- Exports could rise to 4.5 mln T vs 3.9 mln T yr ago
- Middle East countries buy more to build stocks
- Export prices jump 25% y/y on strong demand
MUMBAI, Nov 30 (Reuters) - India's exports of premium basmati rice are likely to jump 15% over last year as key buyers in the Middle East build their inventories despite prices jumping by nearly a quarter, leading exporters told Reuters.
Higher basmati exports would keep local prices firm, helping Indian farmers earn more by pushing paddy prices up to a record high.
"After the Ukraine war, buyers are afraid of a sudden supply disruption. Every buyer is trying to have enough stocks," said Vijay Setia, former president, All India Rice Exporters Association.
India could export more than 4.5 million tonnes in 2022/23 financial year started on April 1, up 15 % from a year ago, he said. Trade ministry data showed that exports rose 11% to 2.16 million tonnes in the first half of 2022/23.
A sharp drop in freight charges from this year's peak was also prompting importers to buy more, Sethia added.
India, the world's biggest rice exporter, mainly exports top grade basmati rice to the Middle East and non-basmati rice to African and Asian countries. The country has put restrictions on exports of non-basmati rice to calm local prices.
Iran, traditionally the biggest buyer of Indian basmati rice, was an purchasing actively in the past few months, but countries like Iraq and Saudi Arabia have been more active of late, said Anil Mittal, chairman and managing director KRBL Ltd (KRBL.NS), a leading rice exporter.

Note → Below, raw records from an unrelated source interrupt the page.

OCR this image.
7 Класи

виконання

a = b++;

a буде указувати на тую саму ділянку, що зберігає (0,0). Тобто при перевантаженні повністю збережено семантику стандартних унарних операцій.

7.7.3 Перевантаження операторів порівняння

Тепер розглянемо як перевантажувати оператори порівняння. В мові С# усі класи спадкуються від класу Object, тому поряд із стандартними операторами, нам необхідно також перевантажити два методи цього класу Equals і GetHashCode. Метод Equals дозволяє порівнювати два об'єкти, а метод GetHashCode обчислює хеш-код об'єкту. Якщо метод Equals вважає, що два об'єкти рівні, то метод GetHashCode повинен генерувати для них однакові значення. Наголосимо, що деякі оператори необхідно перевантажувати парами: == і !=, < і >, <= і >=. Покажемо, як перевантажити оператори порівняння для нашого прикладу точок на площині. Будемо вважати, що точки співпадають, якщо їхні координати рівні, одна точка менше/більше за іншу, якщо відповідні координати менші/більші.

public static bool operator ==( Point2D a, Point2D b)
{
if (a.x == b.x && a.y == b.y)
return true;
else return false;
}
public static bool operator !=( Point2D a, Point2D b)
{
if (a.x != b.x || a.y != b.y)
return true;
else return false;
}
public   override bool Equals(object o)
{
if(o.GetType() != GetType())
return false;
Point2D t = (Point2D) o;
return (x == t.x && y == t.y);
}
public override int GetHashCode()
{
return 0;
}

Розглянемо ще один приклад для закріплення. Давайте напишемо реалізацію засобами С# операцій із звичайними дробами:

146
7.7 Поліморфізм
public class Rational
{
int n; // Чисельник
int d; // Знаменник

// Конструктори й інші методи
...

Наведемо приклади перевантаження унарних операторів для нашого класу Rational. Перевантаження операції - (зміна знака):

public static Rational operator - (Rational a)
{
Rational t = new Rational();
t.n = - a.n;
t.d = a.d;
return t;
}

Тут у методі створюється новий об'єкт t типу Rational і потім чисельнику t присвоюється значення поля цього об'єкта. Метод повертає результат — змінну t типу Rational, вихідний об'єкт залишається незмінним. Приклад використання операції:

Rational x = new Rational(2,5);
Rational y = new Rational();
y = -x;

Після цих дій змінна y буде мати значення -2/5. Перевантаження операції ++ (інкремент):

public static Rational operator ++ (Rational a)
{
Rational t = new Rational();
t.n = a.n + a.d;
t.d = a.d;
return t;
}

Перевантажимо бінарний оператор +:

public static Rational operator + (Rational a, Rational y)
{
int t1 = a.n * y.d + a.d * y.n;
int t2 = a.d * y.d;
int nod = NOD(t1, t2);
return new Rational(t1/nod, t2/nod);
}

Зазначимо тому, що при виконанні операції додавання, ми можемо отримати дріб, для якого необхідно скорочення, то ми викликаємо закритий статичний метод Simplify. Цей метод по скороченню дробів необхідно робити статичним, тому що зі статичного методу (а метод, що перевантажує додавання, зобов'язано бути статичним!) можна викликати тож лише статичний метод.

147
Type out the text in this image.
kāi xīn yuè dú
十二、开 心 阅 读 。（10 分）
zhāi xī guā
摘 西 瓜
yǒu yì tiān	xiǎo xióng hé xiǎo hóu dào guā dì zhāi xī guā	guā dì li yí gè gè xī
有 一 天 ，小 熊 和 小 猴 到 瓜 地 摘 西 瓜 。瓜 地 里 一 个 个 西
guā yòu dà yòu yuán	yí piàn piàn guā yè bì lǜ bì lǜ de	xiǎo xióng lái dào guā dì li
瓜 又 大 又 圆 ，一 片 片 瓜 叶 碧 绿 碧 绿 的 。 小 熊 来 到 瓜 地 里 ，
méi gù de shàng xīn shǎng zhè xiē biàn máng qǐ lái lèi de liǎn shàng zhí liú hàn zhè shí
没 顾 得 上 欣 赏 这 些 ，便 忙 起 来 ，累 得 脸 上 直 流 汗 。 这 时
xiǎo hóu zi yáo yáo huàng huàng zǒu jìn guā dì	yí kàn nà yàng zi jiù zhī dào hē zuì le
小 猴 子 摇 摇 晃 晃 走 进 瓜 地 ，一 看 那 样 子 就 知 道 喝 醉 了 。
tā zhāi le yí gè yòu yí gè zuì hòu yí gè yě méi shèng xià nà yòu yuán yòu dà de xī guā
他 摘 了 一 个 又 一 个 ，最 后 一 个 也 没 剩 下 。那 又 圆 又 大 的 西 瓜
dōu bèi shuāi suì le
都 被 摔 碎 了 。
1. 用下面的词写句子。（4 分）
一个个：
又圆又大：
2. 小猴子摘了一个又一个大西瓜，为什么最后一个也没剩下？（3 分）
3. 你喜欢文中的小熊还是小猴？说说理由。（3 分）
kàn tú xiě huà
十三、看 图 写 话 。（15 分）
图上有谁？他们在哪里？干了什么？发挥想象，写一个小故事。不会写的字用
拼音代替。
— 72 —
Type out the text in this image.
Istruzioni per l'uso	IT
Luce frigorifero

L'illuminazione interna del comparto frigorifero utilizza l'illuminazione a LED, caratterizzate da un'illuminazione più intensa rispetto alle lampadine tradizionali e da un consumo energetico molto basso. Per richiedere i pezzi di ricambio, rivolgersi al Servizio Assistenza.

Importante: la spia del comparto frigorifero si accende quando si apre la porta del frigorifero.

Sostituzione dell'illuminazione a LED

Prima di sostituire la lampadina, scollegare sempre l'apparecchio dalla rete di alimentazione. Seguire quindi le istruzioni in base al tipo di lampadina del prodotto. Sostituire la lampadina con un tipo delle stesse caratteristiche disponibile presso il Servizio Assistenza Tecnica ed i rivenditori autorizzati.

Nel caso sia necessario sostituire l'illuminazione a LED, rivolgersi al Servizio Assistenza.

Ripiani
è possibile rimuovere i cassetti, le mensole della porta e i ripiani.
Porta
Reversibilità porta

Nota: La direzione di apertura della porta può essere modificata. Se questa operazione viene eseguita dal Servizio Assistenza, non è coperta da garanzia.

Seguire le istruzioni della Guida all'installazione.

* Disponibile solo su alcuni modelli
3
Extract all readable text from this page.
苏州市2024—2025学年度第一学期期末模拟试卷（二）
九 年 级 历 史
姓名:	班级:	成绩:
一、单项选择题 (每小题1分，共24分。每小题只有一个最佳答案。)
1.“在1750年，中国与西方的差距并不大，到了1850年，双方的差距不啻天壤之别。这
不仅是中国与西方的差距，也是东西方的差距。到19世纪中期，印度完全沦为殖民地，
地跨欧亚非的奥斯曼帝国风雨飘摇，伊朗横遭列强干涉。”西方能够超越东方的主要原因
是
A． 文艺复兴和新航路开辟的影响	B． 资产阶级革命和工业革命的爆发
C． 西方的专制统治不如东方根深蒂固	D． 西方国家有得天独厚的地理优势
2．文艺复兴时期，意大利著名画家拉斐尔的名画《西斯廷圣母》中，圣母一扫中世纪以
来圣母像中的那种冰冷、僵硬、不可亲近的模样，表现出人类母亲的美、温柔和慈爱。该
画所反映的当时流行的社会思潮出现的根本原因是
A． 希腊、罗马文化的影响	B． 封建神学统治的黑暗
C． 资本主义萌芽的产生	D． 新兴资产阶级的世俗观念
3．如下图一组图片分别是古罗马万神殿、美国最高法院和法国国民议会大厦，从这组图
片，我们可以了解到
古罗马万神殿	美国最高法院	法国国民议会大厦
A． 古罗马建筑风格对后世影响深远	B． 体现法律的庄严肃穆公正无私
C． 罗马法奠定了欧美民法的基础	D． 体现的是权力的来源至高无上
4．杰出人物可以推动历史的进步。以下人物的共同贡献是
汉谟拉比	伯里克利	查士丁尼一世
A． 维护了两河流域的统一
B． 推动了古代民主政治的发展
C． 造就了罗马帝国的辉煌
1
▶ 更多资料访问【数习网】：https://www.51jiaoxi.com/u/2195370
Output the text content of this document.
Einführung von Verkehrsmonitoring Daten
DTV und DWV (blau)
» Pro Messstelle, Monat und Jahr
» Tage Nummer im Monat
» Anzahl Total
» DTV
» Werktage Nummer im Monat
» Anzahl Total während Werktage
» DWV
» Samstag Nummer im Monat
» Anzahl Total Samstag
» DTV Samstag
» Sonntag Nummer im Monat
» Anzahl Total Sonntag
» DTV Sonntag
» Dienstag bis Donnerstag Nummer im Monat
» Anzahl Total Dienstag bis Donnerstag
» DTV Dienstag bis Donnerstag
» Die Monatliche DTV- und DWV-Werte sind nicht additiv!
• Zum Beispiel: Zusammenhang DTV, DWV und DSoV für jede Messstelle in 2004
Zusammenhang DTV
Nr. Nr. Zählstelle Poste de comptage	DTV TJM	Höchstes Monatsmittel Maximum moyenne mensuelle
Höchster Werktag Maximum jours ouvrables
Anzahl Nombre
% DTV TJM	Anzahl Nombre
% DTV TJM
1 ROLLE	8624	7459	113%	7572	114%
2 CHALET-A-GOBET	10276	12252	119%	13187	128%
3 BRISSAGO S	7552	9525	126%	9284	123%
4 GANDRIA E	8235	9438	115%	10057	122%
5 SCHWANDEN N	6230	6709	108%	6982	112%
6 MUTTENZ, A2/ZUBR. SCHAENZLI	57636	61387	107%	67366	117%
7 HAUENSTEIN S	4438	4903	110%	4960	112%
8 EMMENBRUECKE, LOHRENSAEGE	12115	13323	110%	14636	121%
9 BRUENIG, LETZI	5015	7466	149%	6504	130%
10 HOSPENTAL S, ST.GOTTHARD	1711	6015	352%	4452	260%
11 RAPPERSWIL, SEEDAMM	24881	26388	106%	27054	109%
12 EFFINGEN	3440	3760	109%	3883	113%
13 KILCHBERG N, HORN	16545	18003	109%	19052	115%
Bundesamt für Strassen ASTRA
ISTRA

Iran, Saudi Arabia, Iraq, United Arab Emirates, and Yemen account for nearly two-thirds of India's basmati rice exports.
"Exports prices rose in the past few months, but still demand is there. Iran is not active but Saudi Arabia and Iraq bought 150,000 tonnes each last month," Mittal said.
Export prices for the grain have jumped to over $1,450 per tonne from around $1,160 a year ago.
Higher exports have lifted prices of traditional basmati paddy to a record 60,000 rupees per tonne in India, Mittal said.
India's basmati rice production was expected to jump by around 20% after farmers expanded area under the crop, but untimely rainfall in September and October capped the upside in the production, Mittal said.